Luego se debe buscar una persona confiable que sepa escuchar dado que, con mucha frecuencia, el hecho de hablar con un amigo o un ser querido es todo lo que se necesita para ayudar a calmar la ansiedad. La mayoría de las comunidades cuentan con recursos como los grupos de autoayuda y líneas de atención que pueden ayudar a aliviar la ansiedad. Los pastores de iglesia, los trabajadores sociales y otros profesionales en salud mental, los amigos, los vecinos y la familia pueden todos jugar un papel terapéutico en estos casos. También es recomendable revisar el estilo de vida: - ¿Come bien?
- ¿Duerme lo suficiente?
- ¿Hace ejercicio?
- ¿Cuánta cafeína ingiere en un sólo día?

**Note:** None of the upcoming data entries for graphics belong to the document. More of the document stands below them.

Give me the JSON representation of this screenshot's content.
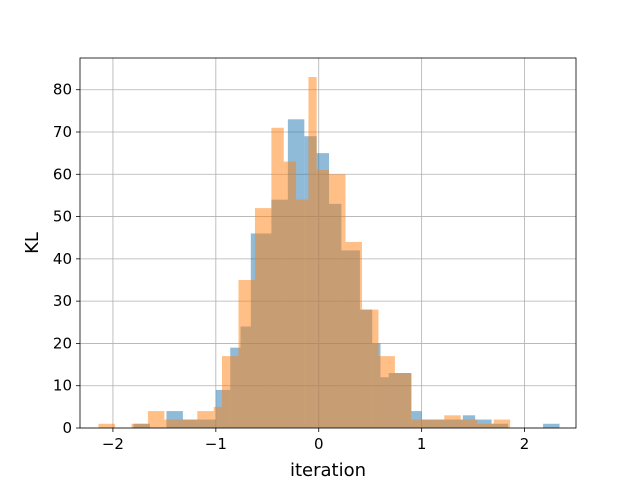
{
  "chart_data": {
    "type": "bar",
    "subtype": "histogram-overlay",
    "title": "",
    "xlabel": "iteration",
    "ylabel": "KL",
    "xlim": [
      -2.32,
      2.5
    ],
    "ylim": [
      0,
      87.5
    ],
    "xticks": [
      -2,
      -1,
      0,
      1,
      2
    ],
    "yticks": [
      0,
      10,
      20,
      30,
      40,
      50,
      60,
      70,
      80
    ],
    "xtick_labels": [
      "−2",
      "−1",
      "0",
      "1",
      "2"
    ],
    "ytick_labels": [
      "0",
      "10",
      "20",
      "30",
      "40",
      "50",
      "60",
      "70",
      "80"
    ],
    "grid": true,
    "legend": "none",
    "series": [
      {
        "color": "#1f77b4",
        "alpha": 0.5,
        "bin_edges": [
          -1.96,
          -1.8,
          -1.64,
          -1.48,
          -1.32,
          -1.16,
          -1.0,
          -0.86,
          -0.76,
          -0.66,
          -0.46,
          -0.3,
          -0.14,
          -0.02,
          0.1,
          0.22,
          0.4,
          0.52,
          0.6,
          0.68,
          0.9,
          1.0,
          1.16,
          1.4,
          1.52,
          1.68,
          1.84,
          2.18,
          2.34
        ],
        "counts": [
          0,
          1,
          0,
          4,
          2,
          2,
          9,
          19,
          24,
          46,
          54,
          73,
          69,
          65,
          53,
          42,
          28,
          20,
          12,
          13,
          4,
          2,
          2,
          3,
          2,
          1,
          0,
          1
        ]
      },
      {
        "color": "#ff7f0e",
        "alpha": 0.5,
        "bin_edges": [
          -2.14,
          -1.98,
          -1.82,
          -1.66,
          -1.5,
          -1.34,
          -1.18,
          -1.02,
          -0.94,
          -0.78,
          -0.62,
          -0.46,
          -0.34,
          -0.22,
          -0.1,
          -0.02,
          0.1,
          0.26,
          0.42,
          0.58,
          0.74,
          0.9,
          1.06,
          1.22,
          1.38,
          1.54,
          1.7,
          1.86
        ],
        "counts": [
          1,
          0,
          1,
          4,
          2,
          2,
          4,
          5,
          17,
          35,
          52,
          71,
          63,
          54,
          83,
          61,
          60,
          44,
          28,
          17,
          13,
          2,
          2,
          3,
          2,
          1,
          2
        ]
      }
    ]
  }
}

Es necesario aprender técnicas para reducir la tensión muscular, tales como la biorretroalimentación y la terapia de relajación. La biorretroalimentación es un proceso que implica monitorear las funciones corporales (como la tensión de algunos grupos de músculos) y modificarlas a través de la relajación. Es recomendable seguir una rutina regular de ejercicios energéticos, de ser posible por medio de aeróbicos. También puede servir el entrenamiento con pesas. Se debe evitar el consumo de alcohol o de otras drogas cuando se está abrumado por los problemas de la vida, ya que estas drogas no brindan ninguna solución y más bien pueden ocasionar dificultades adicionales.